Figure 1. Heatmap and line graphs for candidate genes. (A) Heatmap for candidate genes: Blue represents genes with decreased expression levels; and orange-red represents genes with increased expression levels. (B) Line graphs of cluster 1, indicating increased expression levels following injury that was reversed following treadmill rehabilitation. (C) Line graph of cluster 2, indicating decreased expression levels following injury that was reversed following treadmill rehabilitation.
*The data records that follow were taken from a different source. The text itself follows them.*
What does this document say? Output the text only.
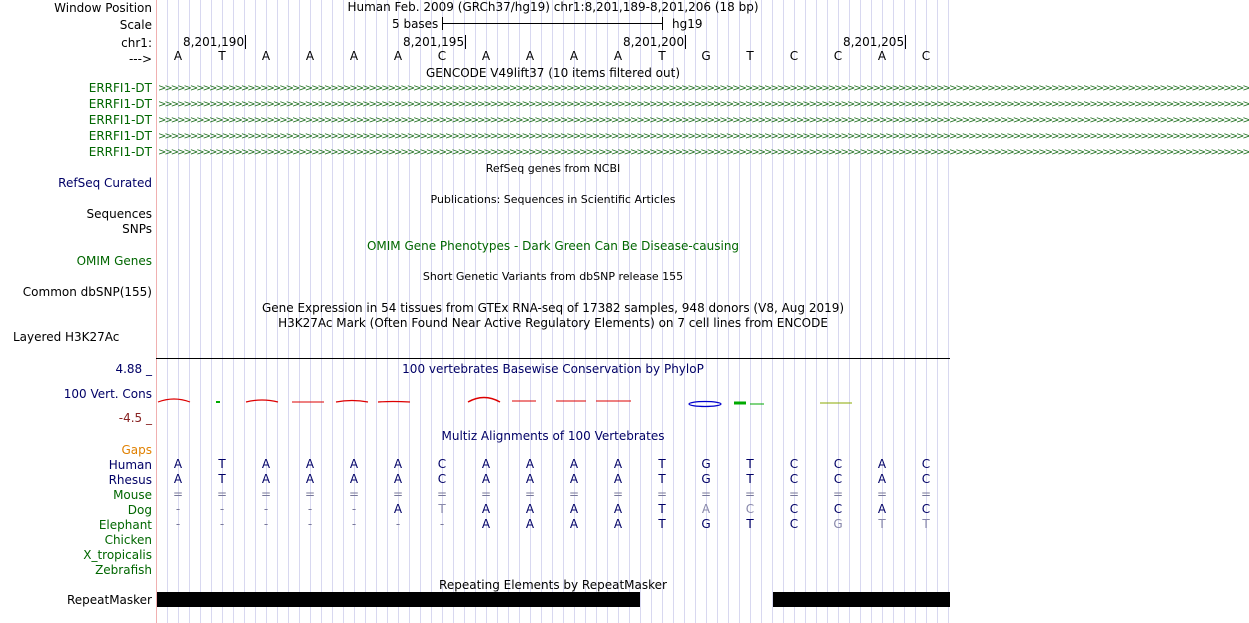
Window Position	Human Feb. 2009 (GRCh37/hg19) chr1:8,201,189-8,201,206 (18 bp)
Scale	5 bases	hg19
chr1:	8,201,190	8,201,195	8,201,200	8,201,205
--->	A	T	A	A	A	A	C	A	A	A	A	T	G	T	C	C	A	C
GENCODE V49lift37 (10 items filtered out)
ERRFI1-DT >>>>>>>>>>>>>>>>>>>>>>>>>>>>>>>>>>>>>>>>>>>>>>>>>>>>>>>>>>>>>>>>>>>>>>>>>>>>>>>>>>>>>>>>>>>>>>>>>>>>>>>>>>>>>>>>>>>>>>>>>>>>>>>>>>>>>>>>>>>>>>>>>>>>>>>>>>>>>>>>>>>>>>>>>>>
ERRFI1-DT >>>>>>>>>>>>>>>>>>>>>>>>>>>>>>>>>>>>>>>>>>>>>>>>>>>>>>>>>>>>>>>>>>>>>>>>>>>>>>>>>>>>>>>>>>>>>>>>>>>>>>>>>>>>>>>>>>>>>>>>>>>>>>>>>>>>>>>>>>>>>>>>>>>>>>>>>>>>>>>>>>>>>>>>>>>
ERRFI1-DT >>>>>>>>>>>>>>>>>>>>>>>>>>>>>>>>>>>>>>>>>>>>>>>>>>>>>>>>>>>>>>>>>>>>>>>>>>>>>>>>>>>>>>>>>>>>>>>>>>>>>>>>>>>>>>>>>>>>>>>>>>>>>>>>>>>>>>>>>>>>>>>>>>>>>>>>>>>>>>>>>>>>>>>>>>>
ERRFI1-DT >>>>>>>>>>>>>>>>>>>>>>>>>>>>>>>>>>>>>>>>>>>>>>>>>>>>>>>>>>>>>>>>>>>>>>>>>>>>>>>>>>>>>>>>>>>>>>>>>>>>>>>>>>>>>>>>>>>>>>>>>>>>>>>>>>>>>>>>>>>>>>>>>>>>>>>>>>>>>>>>>>>>>>>>>>>
ERRFI1-DT >>>>>>>>>>>>>>>>>>>>>>>>>>>>>>>>>>>>>>>>>>>>>>>>>>>>>>>>>>>>>>>>>>>>>>>>>>>>>>>>>>>>>>>>>>>>>>>>>>>>>>>>>>>>>>>>>>>>>>>>>>>>>>>>>>>>>>>>>>>>>>>>>>>>>>>>>>>>>>>>>>>>>>>>>>>
RefSeq genes from NCBI
RefSeq Curated
Publications: Sequences in Scientific Articles
Sequences
SNPs
OMIM Gene Phenotypes - Dark Green Can Be Disease-causing
OMIM Genes
Short Genetic Variants from dbSNP release 155
Common dbSNP(155)
Gene Expression in 54 tissues from GTEx RNA-seq of 17382 samples, 948 donors (V8, Aug 2019)
H3K27Ac Mark (Often Found Near Active Regulatory Elements) on 7 cell lines from ENCODE
Layered H3K27Ac
4.88 _	100 vertebrates Basewise Conservation by PhyloP
100 Vert. Cons
-4.5 _
Gaps
Multiz Alignments of 100 Vertebrates
Human	A	T	A	A	A	A	C	A	A	A	A	T	G	T	C	C	A	C
Rhesus	A	T	A	A	A	A	C	A	A	A	A	T	G	T	C	C	A	C
Mouse	=	=	=	=	=	=	=	=	=	=	=	=	=	=	=	=	=	=
Dog	-	-	-	-	-	A	T	A	A	A	A	T	A	C	C	C	A	C
Elephant	-	-	-	-	-	-	-	A	A	A	A	T	G	T	C	G	T	T
Chicken
X_tropicalis
Zebrafish
Repeating Elements by RepeatMasker
RepeatMasker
Functional and pathway enrichment analysis

The genes in cluster 1 were significantly enriched in certain GO_BP processes, including adaptive immune response, activation of immune response, peripheral nervous system axon regeneration and leukocyte chemotaxis (Table I), and specific pathways including Staphylococcus aureus infection, natural killer cell mediated cytotoxicity, and complement and coagulation cascades (Fig. 2A).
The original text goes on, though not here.